When we started this book a couple days ago, apparently I skipped the first page, which turned out to be basically a brief introduction by the author. It clearly hinted that something toward the end of the story was true….and cool. I missed it. So this morning when we got to the part where George Washington appeared out of nowhere and asked Ann if he could come to dinner that evening, I guffawed. or something like that.
Then I read the final pages of the book and discovered the “postscript from the author” which essentially revisited the point of the first page: “Most of what happened to her (Ann) in this book is just a story, but some of it is true. There really was an Ann Hamilton; she was my great-great grandmother. As long as she lived, she told the story to her children and her children’s children, about the wonderful evening when George Washington rode up Hamilton Hill.”
Ah well. That IS cool.
But just prior to reading this remarkable bit about a famous dinner guest, I had been drawn out of my plans for September by this scene where Ann receives a surprise new cover for her diary:
Ann fitted the new deerskin cover over the diary. It was very handsome, made from the underpart of a deer’s skin where the brown shades into a honey color. It looked like a real frontier diary now, Ann thought as she stroked it. She began to turn the pages over, re-reading parts she had written. All at once it struck her that on the inside her diary wasn’t much like a frontier diary. For the first time she noticed that she had hardly written anything about the Western Country. Most of her entries were about Gettysburg, about Margaret, about her homesickness. If any outsider were to pick up this diary and read it, he might not even know where it had been written. She turned the pages more slowly. She had never mentioned what Hamilton Hill looked like. Ann jumped up. She didn’t want to think about Hamilton Hill now.

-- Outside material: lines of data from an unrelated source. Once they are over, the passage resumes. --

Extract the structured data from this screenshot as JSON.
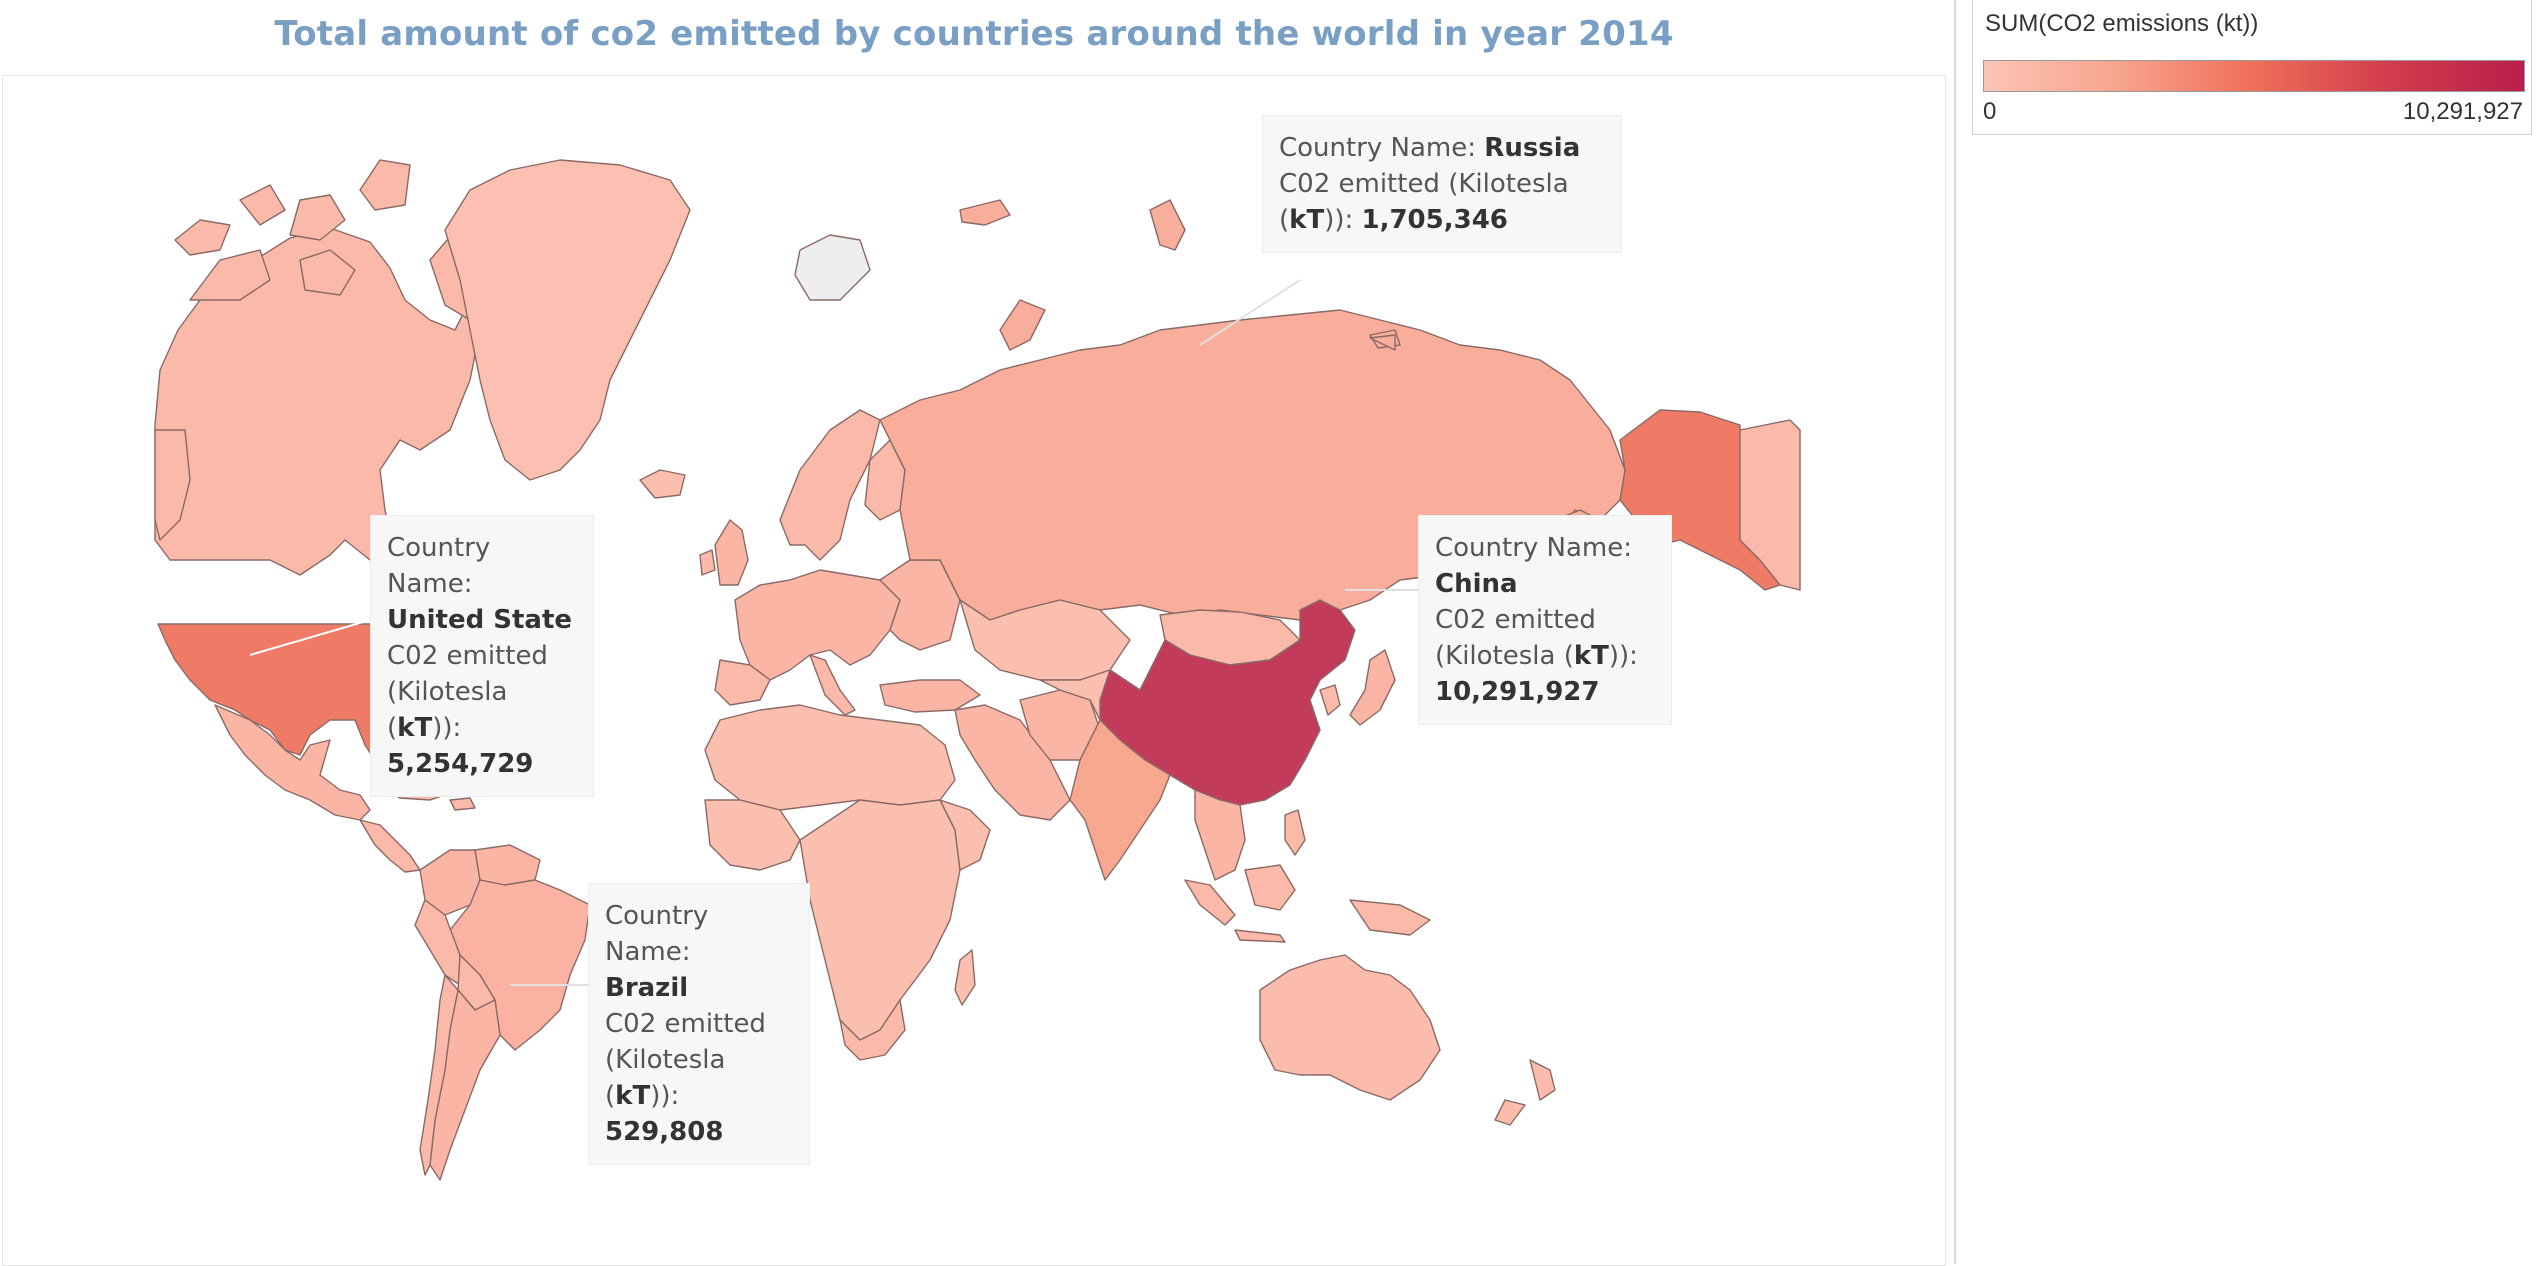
{
  "title": "Total amount of co2 emitted by countries around the world in year 2014",
  "legend": {
    "title": "SUM(CO2 emissions (kt))",
    "min_label": "0",
    "max_label": "10,291,927",
    "min": 0,
    "max": 10291927,
    "colors": [
      "#fdc4b6",
      "#f7a48e",
      "#ef6f58",
      "#d23c4d",
      "#b81e4b"
    ]
  },
  "chart_data": {
    "type": "choropleth",
    "title": "Total amount of co2 emitted by countries around the world in year 2014",
    "measure": "SUM(CO2 emissions (kt))",
    "highlighted": [
      {
        "country": "United State",
        "value": 5254729
      },
      {
        "country": "Russia",
        "value": 1705346
      },
      {
        "country": "China",
        "value": 10291927
      },
      {
        "country": "Brazil",
        "value": 529808
      }
    ]
  },
  "tooltips": {
    "label_country": "Country Name:",
    "label_co2_line1": "C02 emitted (Kilotesla (",
    "label_kT": "kT",
    "label_co2_line2": ")):",
    "usa": {
      "name": "United State",
      "value": "5,254,729"
    },
    "russia": {
      "name": "Russia",
      "value": "1,705,346"
    },
    "china": {
      "name": "China",
      "value": "10,291,927"
    },
    "brazil": {
      "name": "Brazil",
      "value": "529,808"
    }
  }
}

She didn’t care if her diary did have a handsome new cover, she didn’t feel one bit like writing in it. She went inside the cabin and put the diary up on her shelf.

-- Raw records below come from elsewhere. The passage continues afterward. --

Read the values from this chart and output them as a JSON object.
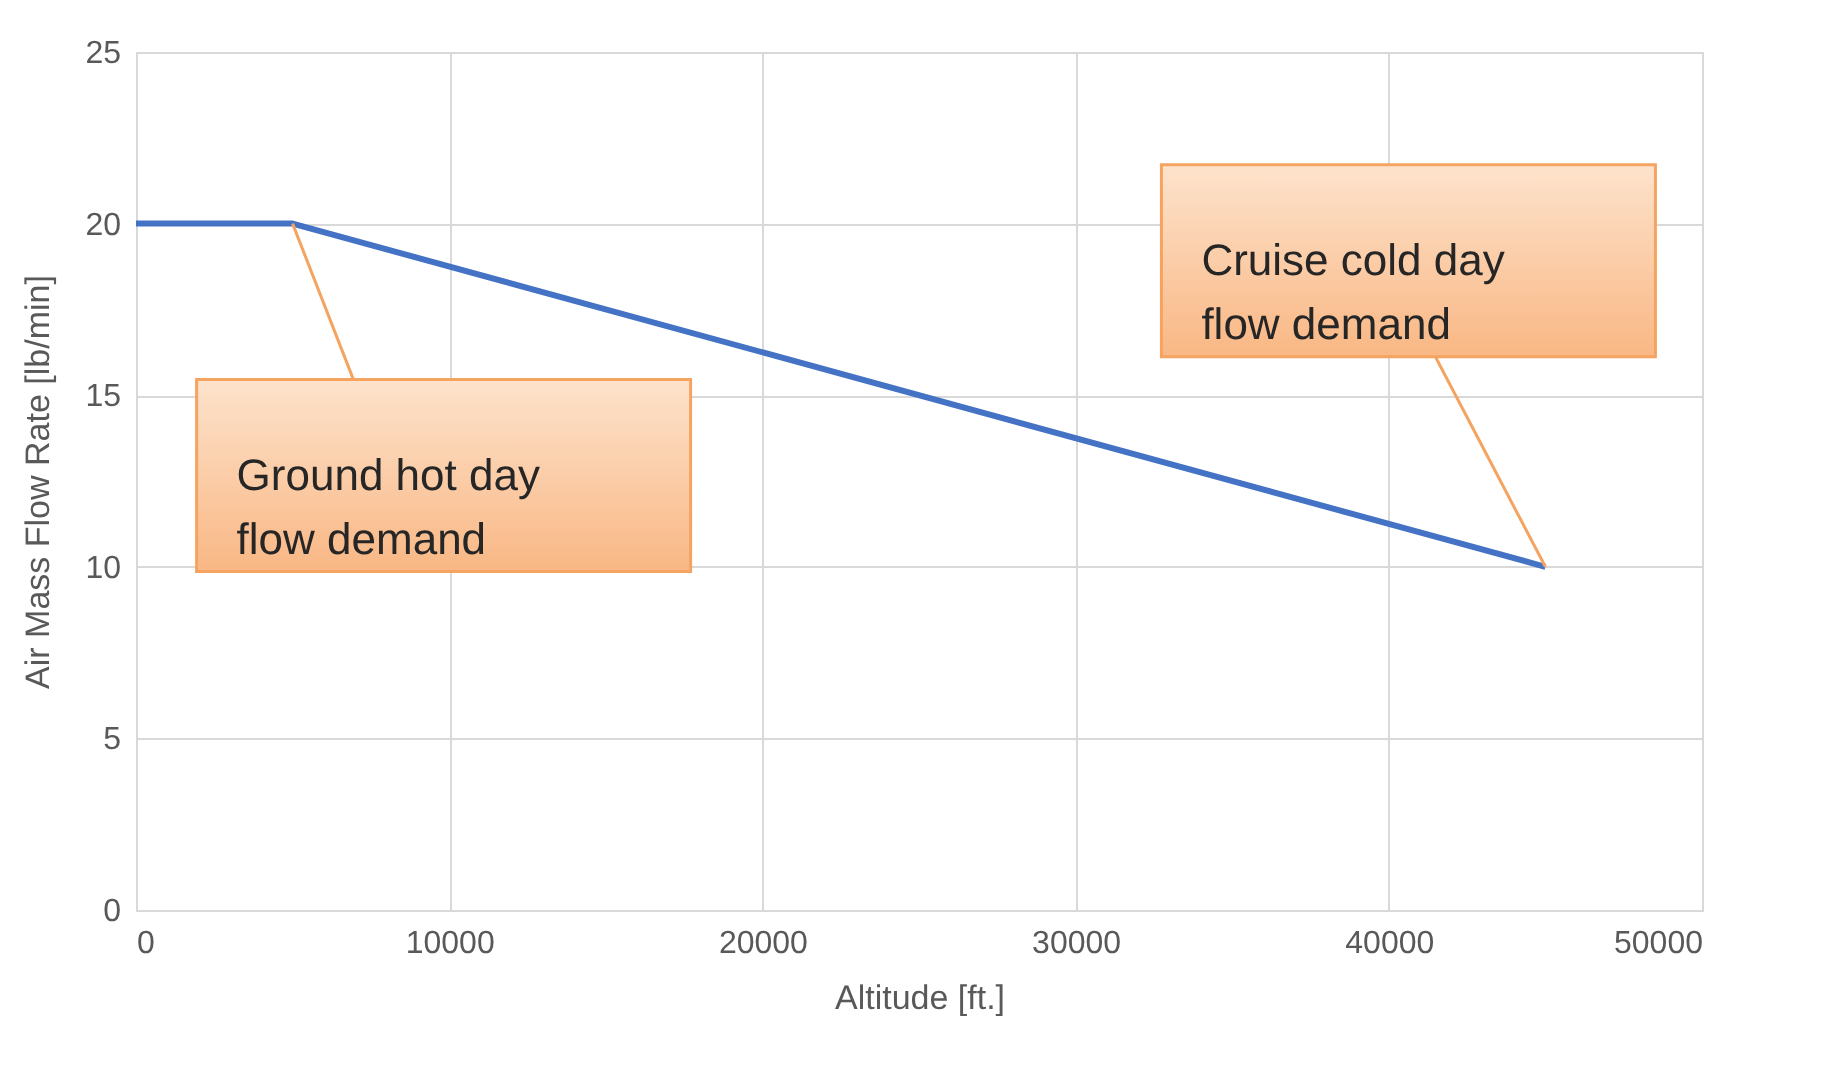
{
  "chart_data": {
    "type": "line",
    "xlabel": "Altitude [ft.]",
    "ylabel": "Air Mass Flow Rate [lb/min]",
    "x": [
      0,
      5000,
      45000
    ],
    "series": [
      {
        "color": "#4472c4",
        "values": [
          20,
          20,
          10
        ]
      }
    ],
    "xlim": [
      0,
      50000
    ],
    "xticks": [
      0,
      10000,
      20000,
      30000,
      40000,
      50000
    ],
    "ylim": [
      0,
      25
    ],
    "yticks": [
      0,
      5,
      10,
      15,
      20,
      25
    ],
    "grid": true,
    "legend": false,
    "marker": "none",
    "line_style": "solid",
    "annotations": [
      {
        "text": "Ground hot day\nflow demand",
        "x": 5000,
        "y": 20
      },
      {
        "text": "Cruise cold day\nflow demand",
        "x": 45000,
        "y": 10
      }
    ]
  }
}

All day long as Ann went about her chores, she felt out-of-sorts and out of courage (emphasis mine). It wasn’t only that the McPhales had gone East while she was staying behind. She didn’t know what was bothering her, but everything she did went wrong. She cut her finger when she was chopping pumpkin for her mother to make a pumpkin pie. She spilled half a pail of milk as she was taking lunch to the men in the field. She caught her dress on a prickly bush and tore it. And every time she picked up the baby, he cried.

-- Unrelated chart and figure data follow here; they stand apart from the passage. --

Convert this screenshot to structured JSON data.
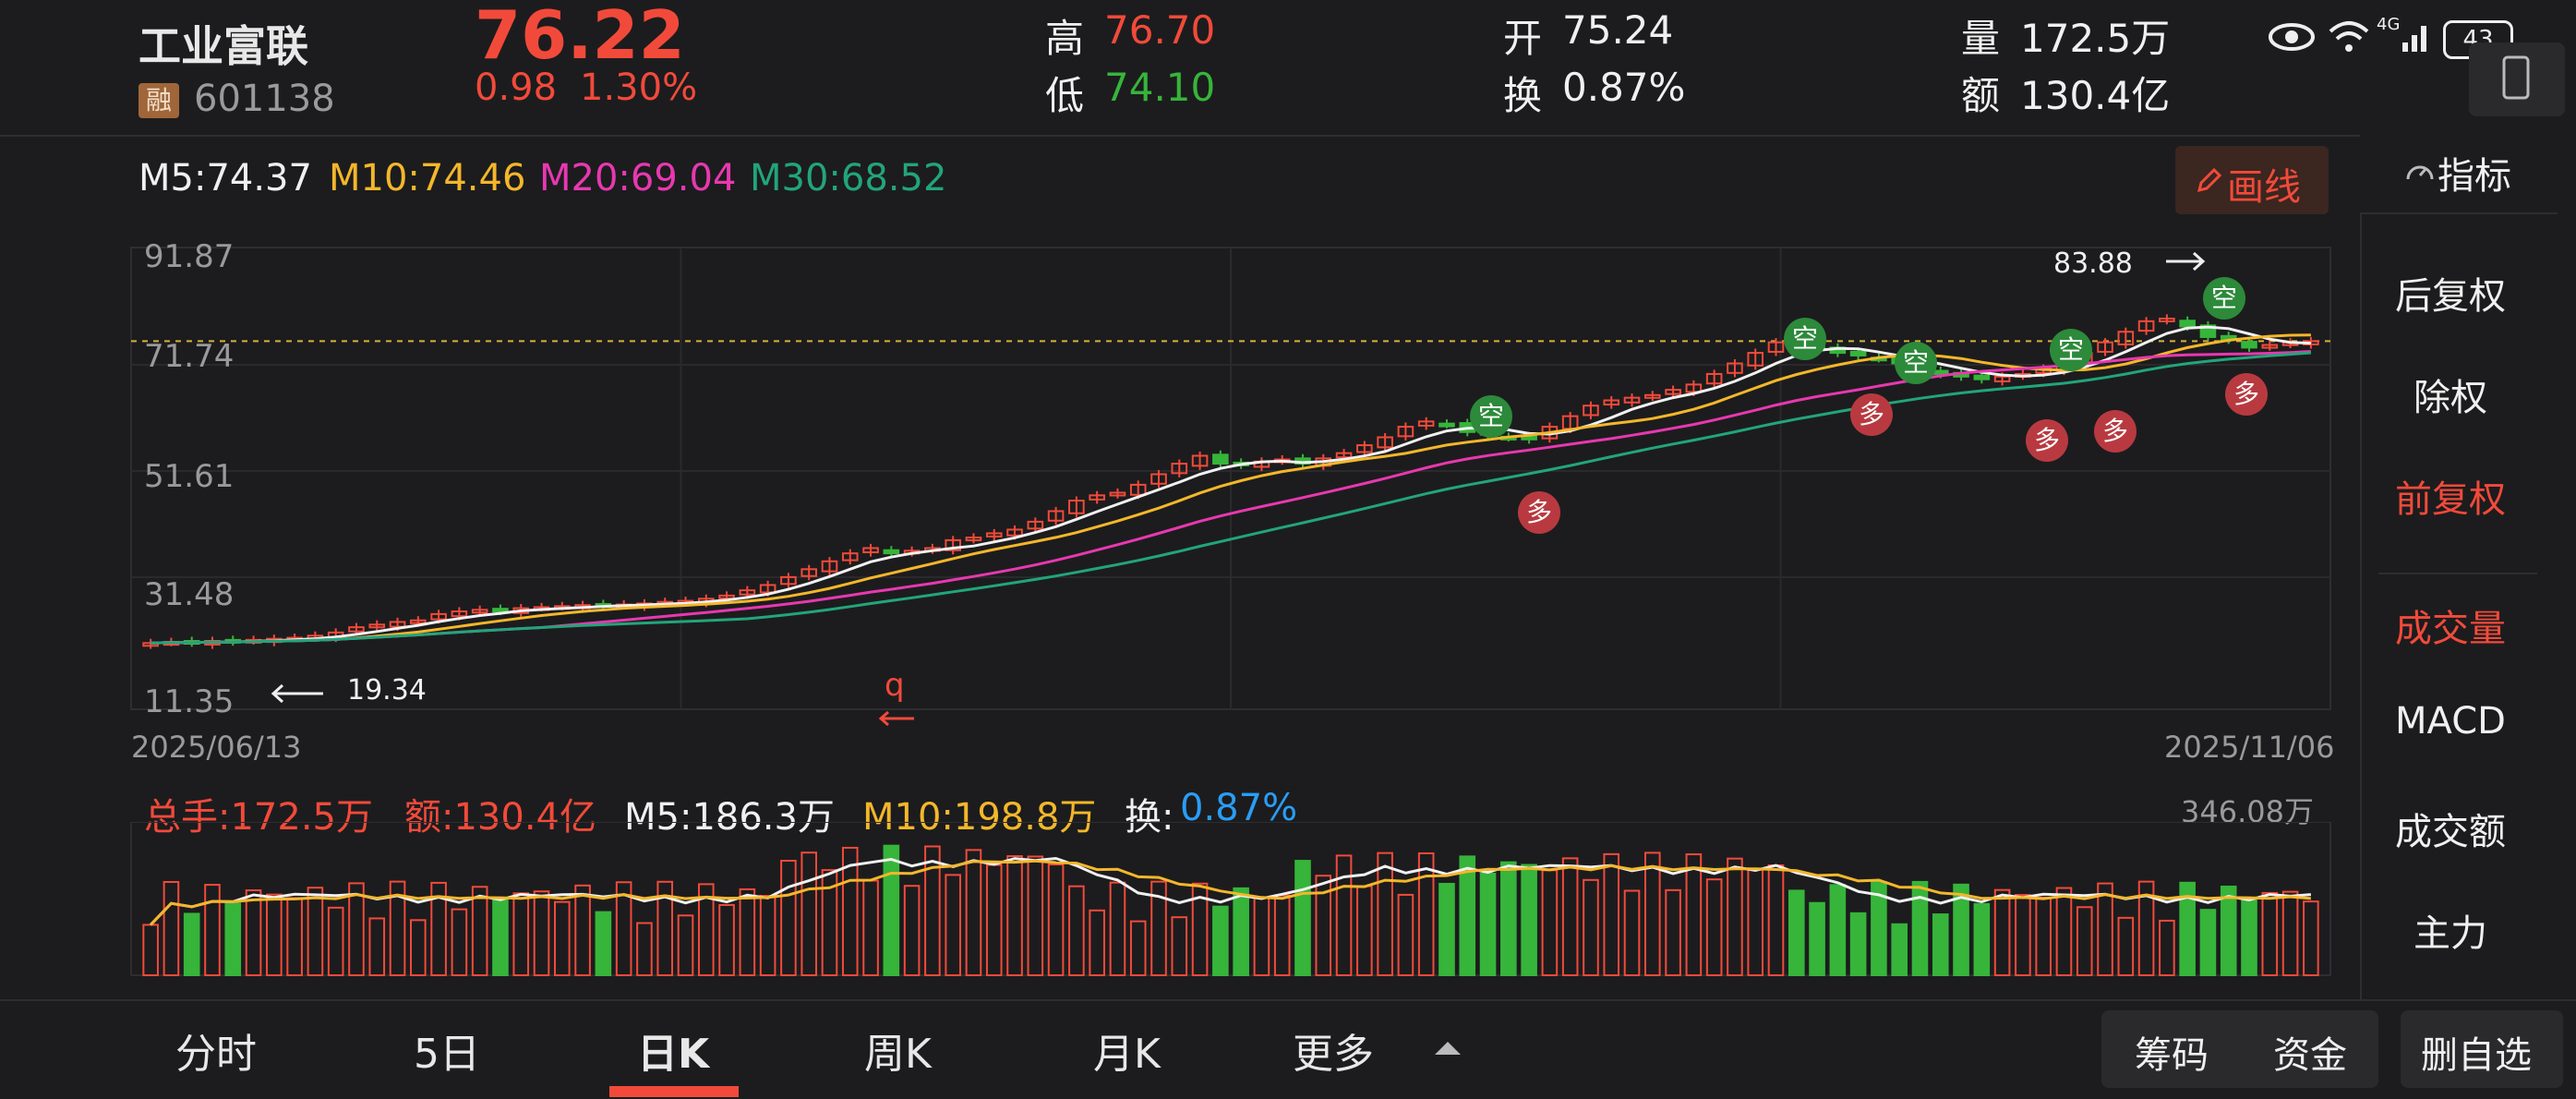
{
  "header": {
    "stock_name": "工业富联",
    "margin_badge": "融",
    "stock_code": "601138",
    "price": "76.22",
    "change": "0.98",
    "change_pct": "1.30%",
    "high_label": "高",
    "high_value": "76.70",
    "low_label": "低",
    "low_value": "74.10",
    "open_label": "开",
    "open_value": "75.24",
    "turnover_label": "换",
    "turnover_value": "0.87%",
    "volume_label": "量",
    "volume_value": "172.5万",
    "amount_label": "额",
    "amount_value": "130.4亿"
  },
  "status_bar": {
    "battery": "43",
    "signal": "4G"
  },
  "ma_legend": {
    "m5": "M5:74.37",
    "m10": "M10:74.46",
    "m20": "M20:69.04",
    "m30": "M30:68.52"
  },
  "toolbar": {
    "draw_label": "画线",
    "indicator_label": "指标"
  },
  "sidebar": {
    "items": [
      "后复权",
      "除权",
      "前复权",
      "成交量",
      "MACD",
      "成交额",
      "主力"
    ]
  },
  "chart_data": [
    {
      "type": "candlestick",
      "y_ticks": [
        "91.87",
        "71.74",
        "51.61",
        "31.48",
        "11.35"
      ],
      "ylim": [
        11.35,
        91.87
      ],
      "x_start": "2025/06/13",
      "x_end": "2025/11/06",
      "high_annotation": "83.88",
      "low_annotation": "19.34",
      "marker_q": "q",
      "signals_long": "多",
      "signals_short": "空",
      "close": [
        19,
        19.2,
        19.1,
        19.4,
        19.3,
        19.6,
        19.8,
        20,
        20.4,
        21,
        22,
        22.5,
        23,
        23.3,
        24.5,
        25,
        25.3,
        25.1,
        25.6,
        25.8,
        26,
        26.2,
        26.1,
        26.3,
        26.5,
        26.8,
        27,
        27.4,
        28,
        29,
        30,
        31.5,
        33,
        34.5,
        36,
        37,
        36,
        36.5,
        37,
        38.5,
        39,
        39.8,
        40.5,
        42,
        44,
        46,
        47,
        47.5,
        49,
        51,
        53,
        54.5,
        53,
        52.8,
        53.4,
        53.8,
        53,
        54,
        55,
        56.5,
        58,
        60,
        61,
        60.5,
        59,
        58.5,
        58,
        57.6,
        60,
        62,
        64,
        65,
        65.5,
        66,
        67,
        68,
        70,
        72,
        74,
        76,
        75.5,
        74.8,
        74,
        73.5,
        73,
        72,
        71,
        70,
        69.5,
        69,
        69.5,
        70,
        71,
        72,
        74,
        76,
        78,
        80,
        80.5,
        79,
        77,
        76.5,
        75,
        75.5,
        76,
        76.22
      ],
      "volume_lot_label": "总手:172.5万",
      "volume_amount_label": "额:130.4亿",
      "volume_m5": "M5:186.3万",
      "volume_m10": "M10:198.8万",
      "volume_turnover_label": "换:",
      "volume_turnover_value": "0.87%",
      "volume_max": "346.08万"
    }
  ],
  "tabs": [
    "分时",
    "5日",
    "日K",
    "周K",
    "月K",
    "更多"
  ],
  "bottom_buttons": {
    "chips": "筹码",
    "funds": "资金",
    "remove_watch": "删自选"
  }
}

“This just isn’t your day,” her mother said toward the middle of the afternoon. “Why don’t you go on down the road and try to find some grapes? You’ll like that. But mind you don’t go too far.”
Oh Ann!!! How I know you, dear child!! That afternoon trip to find some grapes turned up a very famous dinner guest, and whatever I may think about the art of storytelling here, I found compelling messages embedded:
1. Sometimes life takes us places we don’t want to go.
2. Sometimes the effort and energy required to inhabit a place takes all the effort and energy we can muster and we can’t accurately find words. Or don’t have any.
3. Sometimes we need time and space to just go look for grapes. It is a gift to have people in our lives who recognize this and even more, to help make it happen.
So now……think George Washington’s coming to dinner, or maybe more to the point: thread from a great great grandmother.…After I finished reading and was thinking on these things, I came across this song entitled North, which was inspired by the artist’s newly purchased home but indeed I found so much more. (To be clear – I am not simply talking about geographical Place in this post. Though the irony of this song title is not lost on me!)
4. As we inhabit whatever our place, may we find the strength and the nerve that it takes…..Give us Bread, Give us Salt, Give us Wine.